“Ce livre ne parle pas de héros. La poésie anglaise n’est pas encore de taille à parler d’eux. (…) /Mon sujet, c’est la guerre, et le malheur de la Guerre. / La Poésie est dans la compassion. /(…) Aujourd’hui, tout ce qu’un poète peut faire, c’est avertir. C’est pourquoi les vrais poètes doivent demeurer fidèles à la vérité. “(1918)
Ces lignes de préface qui ouvrent le recueil de Wilfrid Owen ont aujourd’hui un écho particulier, et l’on sait gré aux éditions du Castor astral de proposer un nouveau choix des poèmes complétés d’une sélection de lettres à sa mère, au moment où la commémoration de l’armistice de la Première Guerre Mondiale s’accompagne de toutes les incertitudes d’un monde occidental livré à ses contradictions et cerné, sur ses marges, par des guerres dont les échos lui parviennent à travers les exodes de réfugiés qu’il accueille, plus ou moins bien.
Wilfrid Owen, qui a Outre-Manche une notoriété presqu’égale à celle de Shakespeare, n’est guère connu en France, où pourtant le poète trouva la mort à l’âge de 26 ans, sur les berges du canal de la Sambre à l’Oise, le 4 novembre 1918 – quatre jours avant l’armistice. C’est là, dans le cimetière d’Ors, qu’il repose – dans cette France qu’il aimait et où il enseignait, à Bordeaux, en 1915, avant de s’engager dans l’armée britannique. Les lignes de la préface précèdent donc de peu sa disparition… et prennent un valeur testamentaire.

Wilfrid Owen, Et chaque lent crépuscule, Le Castor astral, “Escale des lettres”, poèmes et lettres choisis et traduits de l’anglais par Barthélémy Dussert avec la collaboration de Xavier Hanotte, nouvelle édition revue et augmentée, 192 p. 14 euros
C’est au cours d’un séjour à l’hôpital que le poète Siegfried Sassoon l’engagea à utiliser son expérience de la guerre dans ses écrits… Owen, pourtant, ne publia que 4 poèmes de son vivant, et le recueil, dont s’inspira Benjamin Britten, pour son War Requiem de 1962, ne fut publié à titre posthume qu’en 1920 : ainsi que le souligne Xavier Hanotte dans sa préface à l’édition : “Si la guerre lui a donné une voix, la guerre aussi l’a fait taire” – mais cette réédition permettra peut-être à cet ensemble de dépasser le statut de témoignage, afin qu’on reconnaisse le mérite littéraire qui lui revient. A cet effet, 40 poèmes et 15 lettres sont ici rassemblés, les textes poétiques retenus étant ceux que les traducteurs ont jugés “adaptables” préférant “une expression poétique davantage fidèle à l’esprit qu’à la lettre, quand il ne s’agissait pas de traduire une musique tout autant qu’une parole”, tout en privilégiant le jeu des assonances et rimes internes, dont il semble qu’Owen soit “à raison considéré comme l’un des plus grands virtuoses dans la langue de Shakespeare”. La présence, pour les poèmes, de la version anglaise permet sans peine d’accepter ce choix de traduction.

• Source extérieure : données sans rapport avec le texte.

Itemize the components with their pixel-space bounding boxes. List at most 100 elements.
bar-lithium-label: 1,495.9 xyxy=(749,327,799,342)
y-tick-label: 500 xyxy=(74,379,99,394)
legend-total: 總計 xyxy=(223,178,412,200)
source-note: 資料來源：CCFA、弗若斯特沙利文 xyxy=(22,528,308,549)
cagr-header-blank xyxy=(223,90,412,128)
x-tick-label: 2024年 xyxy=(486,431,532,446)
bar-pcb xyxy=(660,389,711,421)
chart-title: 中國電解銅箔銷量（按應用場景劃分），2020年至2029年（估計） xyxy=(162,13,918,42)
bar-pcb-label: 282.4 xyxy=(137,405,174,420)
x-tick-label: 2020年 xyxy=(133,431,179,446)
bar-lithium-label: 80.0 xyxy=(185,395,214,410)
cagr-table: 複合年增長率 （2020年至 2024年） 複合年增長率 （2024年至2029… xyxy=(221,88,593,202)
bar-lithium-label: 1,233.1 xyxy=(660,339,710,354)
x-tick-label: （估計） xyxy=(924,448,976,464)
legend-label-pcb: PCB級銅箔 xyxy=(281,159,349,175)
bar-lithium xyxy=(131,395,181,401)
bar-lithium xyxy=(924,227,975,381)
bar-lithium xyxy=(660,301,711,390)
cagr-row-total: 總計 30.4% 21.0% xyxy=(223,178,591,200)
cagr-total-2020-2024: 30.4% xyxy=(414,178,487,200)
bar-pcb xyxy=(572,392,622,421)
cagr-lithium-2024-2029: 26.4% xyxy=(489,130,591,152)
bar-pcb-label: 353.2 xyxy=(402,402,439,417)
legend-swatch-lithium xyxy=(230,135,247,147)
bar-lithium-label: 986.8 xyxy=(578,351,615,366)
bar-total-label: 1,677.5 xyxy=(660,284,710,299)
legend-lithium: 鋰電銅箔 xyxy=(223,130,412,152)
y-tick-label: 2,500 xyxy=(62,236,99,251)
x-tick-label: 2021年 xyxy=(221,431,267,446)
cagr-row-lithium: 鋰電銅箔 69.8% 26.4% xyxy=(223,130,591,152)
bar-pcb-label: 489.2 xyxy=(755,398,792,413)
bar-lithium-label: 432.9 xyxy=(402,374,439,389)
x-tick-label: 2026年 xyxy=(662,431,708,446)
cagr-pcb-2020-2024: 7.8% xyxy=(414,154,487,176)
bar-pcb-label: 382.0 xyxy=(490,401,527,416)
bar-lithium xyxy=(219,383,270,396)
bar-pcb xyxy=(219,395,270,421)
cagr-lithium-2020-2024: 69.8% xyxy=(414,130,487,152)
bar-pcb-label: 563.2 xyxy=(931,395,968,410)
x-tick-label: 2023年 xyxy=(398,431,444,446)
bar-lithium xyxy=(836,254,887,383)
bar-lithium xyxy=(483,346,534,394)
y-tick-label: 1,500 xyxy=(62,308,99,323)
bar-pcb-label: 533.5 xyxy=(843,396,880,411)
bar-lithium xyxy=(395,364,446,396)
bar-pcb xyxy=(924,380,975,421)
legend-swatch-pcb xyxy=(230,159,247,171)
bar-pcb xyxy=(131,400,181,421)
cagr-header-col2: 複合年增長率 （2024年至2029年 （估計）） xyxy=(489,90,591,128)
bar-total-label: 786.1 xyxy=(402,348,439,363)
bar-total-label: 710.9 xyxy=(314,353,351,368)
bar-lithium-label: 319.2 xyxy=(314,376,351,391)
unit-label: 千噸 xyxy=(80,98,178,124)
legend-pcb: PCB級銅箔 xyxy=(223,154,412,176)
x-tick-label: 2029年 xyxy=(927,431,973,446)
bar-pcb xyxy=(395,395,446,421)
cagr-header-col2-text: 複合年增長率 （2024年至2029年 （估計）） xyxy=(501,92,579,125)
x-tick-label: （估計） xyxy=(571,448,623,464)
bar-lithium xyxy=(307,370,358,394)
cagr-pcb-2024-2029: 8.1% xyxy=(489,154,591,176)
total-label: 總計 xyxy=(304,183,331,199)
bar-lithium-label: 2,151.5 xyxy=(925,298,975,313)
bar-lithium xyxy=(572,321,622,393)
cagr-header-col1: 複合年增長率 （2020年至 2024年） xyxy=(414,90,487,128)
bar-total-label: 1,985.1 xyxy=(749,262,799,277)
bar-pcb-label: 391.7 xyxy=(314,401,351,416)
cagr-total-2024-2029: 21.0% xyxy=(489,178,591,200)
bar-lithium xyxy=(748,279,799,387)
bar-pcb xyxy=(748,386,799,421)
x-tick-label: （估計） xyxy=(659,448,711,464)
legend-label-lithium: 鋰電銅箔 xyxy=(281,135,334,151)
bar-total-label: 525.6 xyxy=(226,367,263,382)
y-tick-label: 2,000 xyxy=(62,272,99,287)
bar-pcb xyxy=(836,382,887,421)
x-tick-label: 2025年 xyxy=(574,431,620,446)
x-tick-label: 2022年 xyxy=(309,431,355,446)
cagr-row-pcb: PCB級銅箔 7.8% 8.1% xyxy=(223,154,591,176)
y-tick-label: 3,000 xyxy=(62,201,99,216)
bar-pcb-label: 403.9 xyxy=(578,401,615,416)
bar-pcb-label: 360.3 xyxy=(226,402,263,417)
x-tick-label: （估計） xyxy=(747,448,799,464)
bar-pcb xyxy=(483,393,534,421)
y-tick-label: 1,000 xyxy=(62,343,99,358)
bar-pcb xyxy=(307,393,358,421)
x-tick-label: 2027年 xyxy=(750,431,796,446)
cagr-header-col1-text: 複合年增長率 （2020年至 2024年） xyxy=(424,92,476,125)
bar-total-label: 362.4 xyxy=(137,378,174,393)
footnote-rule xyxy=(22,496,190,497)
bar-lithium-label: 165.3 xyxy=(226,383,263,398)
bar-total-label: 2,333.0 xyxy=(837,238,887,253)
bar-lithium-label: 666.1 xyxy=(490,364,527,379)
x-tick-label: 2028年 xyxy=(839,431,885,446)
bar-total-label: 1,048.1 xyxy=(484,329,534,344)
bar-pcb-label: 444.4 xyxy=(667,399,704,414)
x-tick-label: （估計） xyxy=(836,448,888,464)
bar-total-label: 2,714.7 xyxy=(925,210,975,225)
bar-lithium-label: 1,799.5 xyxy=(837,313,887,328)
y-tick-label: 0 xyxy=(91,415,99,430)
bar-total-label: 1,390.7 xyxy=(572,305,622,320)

Quant aux lettres, intercalées avec les poèmes, elles donnent à l’ensemble presque l’aspect d’un journal, rendant plus précise et vivante la silhouette de l’auteur dont les préoccupations personnelles s’entremêlent à sa méditative description du temps de guerre dans lequel il survit. Ce numéro de Recours au Poème présente un choix de ces poèmes qui permettront au lecteur d’apprécier l’intérêt de cette republication en découvrant un auteur dont nous aurions aimé pouvoir citer davantage. L’on ne mettra pas le point final à cette note sans citer la dernière lettre du recueil, écrite le 31 octobre, dans laquelle, comme dans les autres, il tente de rassurer sa mère : “Il n’y a aucun danger ici, ou s’il y en a, il sera passé depuis longtemps lorsque vous lirez ces lignes.”